No livro China in Ten Words, Yu Hua refere o dia em que conheceu Pankaj Mishra, um autor indiano que viajou até Pequim para o conhecer. Num link do New York Times, de 2009, pode ler-se o resultado dessa visita e das horas que Pankaj Mishra passou com Yu Hua, conversando sobre o seu trabalho e sobre a China. Um excerto:
He paused, and then jumped 13 years to a memory of another momentous — and more traumatic — event in China’s modern history. In the spring of 1989, when tens of thousands of protesters filled Tiananmen Square, Yu was living in Beijing, partaking of the cultural excitement and political hopefulness of post-Mao China. Already a major figure in the city’s artistic avant garde, Yu biked every day to Tiananmen Square to express solidarity with the student protesters.

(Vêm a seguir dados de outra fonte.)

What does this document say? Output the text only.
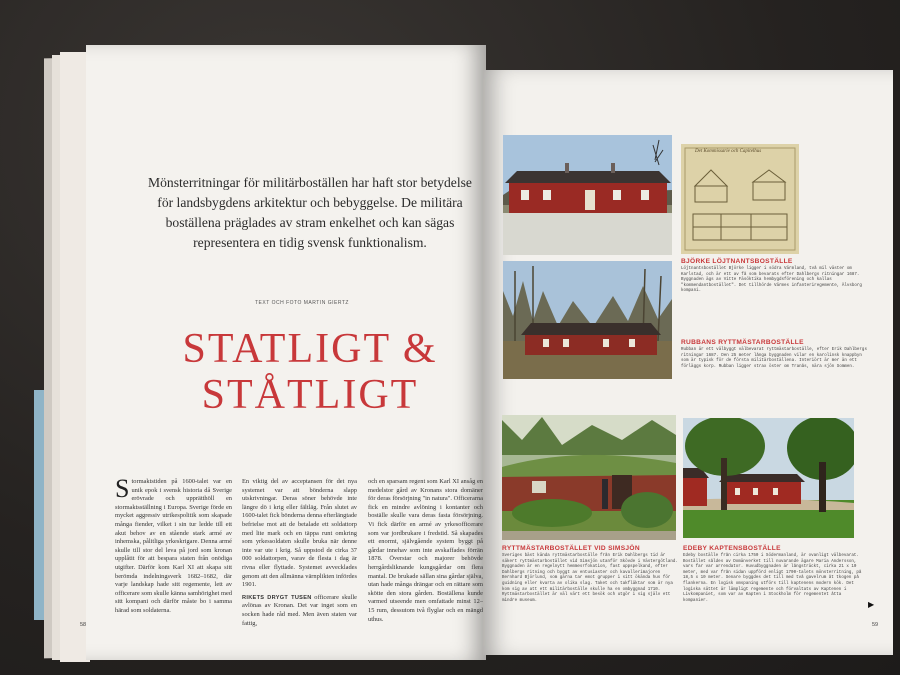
Mönsterritningar för militärboställen har haft stor betydelse för landsbygdens arkitektur och bebyggelse. De militära boställena präglades av stram enkelhet och kan sägas representera en tidig svensk funktionalism.
TEXT OCH FOTO MARTIN GIERTZ
STATLIGT &
STÅTLIGT
Stormaktstiden på 1600-talet var en unik epok i svensk historia då Sverige erövrade och upprätthöll en stormaktsställning i Europa. Sverige förde en mycket aggressiv utrikespolitik som skapade många fiender, vilket i sin tur ledde till ett akut behov av en stående stark armé av inhemska, pålitliga yrkeskrigare. Denna armé skulle till stor del leva på jord som kronan upplåtit för att bespara staten från onödiga utgifter. Därför kom Karl XI att skapa sitt berömda indelningsverk 1682–1682, där varje landskap hade sitt regemente, lett av officerare som skulle känna samhörighet med sitt kompani och därför måste bo i samma härad som soldaterna.
En viktig del av acceptansen för det nya systemet var att bönderna slapp utskrivningar. Deras söner behövde inte längre dö i krig eller fältläg. Från slutet av 1600-talet fick bönderna denna efterlängtade befrielse mot att de betalade ett soldattorp med lite mark och en täppa runt omkring som yrkessoldaten skulle bruka när denne inte var ute i krig. Så uppstod de cirka 37 000 soldattorpen, varav de flesta i dag är rivna eller flyttade. Systemet avvecklades genom att den allmänna värnplikten infördes 1901.
RIKETS DRYGT TUSEN officerare skulle avlönas av Kronan. Det var inget som en socken hade råd med. Men även staten var fattig,
och en sparsam regent som Karl XI ansåg en medelstor gård av Kronans stora domäner för deras försörjning "in natura". Officerarna fick en mindre avlöning i kontanter och boställe skulle vara deras fasta försörjning. Vi fick därför en armé av yrkesofficerare som var jordbrukare i fredstid. Så skapades ett enormt, självgående system byggt på gårdar innehav som inte avskaffades förrän 1878. Överstar och majorer behövde herrgårdsliknande kungsgårdar om flera mantal. De brukade sällan sina gårdar själva, utan hade många drängar och en rättare som skötte den stora gården. Boställena kunde varmed utseende men omfattade minst 12–15 rum, dessutom två flyglar och en mängd uthus.
58
Det Kommissarie och Capitelhus
BJÖRKE LÖJTNANTSBOSTÄLLE
Löjtnantsbostället Björke ligger i södra Värmland, två mil väster om Karlstad, och är ett av få som bevarats efter Dahlbergs ritningar 1687. Byggnaden ägs av Vitte Fäsöktika hembygdsförening och kallas "kommendantbostället". Det tillhörde Värmes infanteriregemente, Älvsborg kompani.
RUBBANS RYTTMÄSTARBOSTÄLLE
Rubban är ett välbyggt välbevarat ryttmästarboställe, efter Erik Dahlbergs ritningar 1687. Den 25 meter långa byggnaden vilar en karolinsk knappbyn som är typisk för de första militärboställena. Interiört är mer än ett förläggs korp. Rubban ligger strax öster om Tranås, nära sjön Sommen.
RYTTMÄSTARBOSTÄLLET VID SIMSJÖN
Sveriges bäst kända ryttmästarboställe från Erik Dahlbergs tid är säkert ryttmästarbostället vid Simsjön utanför Skövde i Västergötland. Byggnaden är en regelnytt hemmesrfokation, fast uppspelkand, efter Dahlbergs ritning och byggt av entusiaster och kavallerimajoren Bernhard Björlund, som gärna tar emot grupper i sitt ökända hus för guidning eller kvarta av olika slag. Taket och takfläktar som är nya kom sig av att ett militärboställe skulle ha en ombyggnad 1710. Ryttmästarbostället är väl värt ett besök och utgör i sig själv ett mindre museum.
EDEBY KAPTENSBOSTÄLLE
Edeby boställe från cirka 1750 i Södermanland, är ovanligt välbevarat. Bostället såldes av Domänverket till nuvarande ägare Maria Andersson, vars far var arrendator. Huvudbyggnaden är långsträckt, cirka 21 x 10 meter, med var från sidan uppförd enligt 1700-talets mönsterritning, på 18,5 x 10 meter. Senare byggdes det till med två gavelrum åt tkogen på flankerna. En logisk omspaning utförs till kaptenens modern kök. Det logiska sättet är lämpligt regemente och förvaltats av Kaptenen i Livkompaniet, som var av Kapten i Stockholm för regementet åtta kompanier.	▶
59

As Yu described the widespread civilian support for the students, a note of passion entered his voice, and the menu he had elegantly snagged off a passing waiter lay open and unread in his lap. “The word ‘people’ was much used in the Cultural Revolution,” he said. “It is a very loaded term in China, it is used a lot, but until the mass protests in 1989 I did not realize what the word meant.” His voice grew louder as he recalled the bloody suppression and aftermath of the protests.
I became nervous. Yu, a short, thickset man with bulging eyes, could easily pass unnoticed in a crowd of Chinese peasants and workers, but he does not exactly strive for self-effacement. We were sitting in the corner of the hotel lobby, partly concealed by a large pillar and surrounded by a thick fog of cigarette smoke. Yu, a restless chain smoker, insists on ignoring China’s new ban on smoking in public places.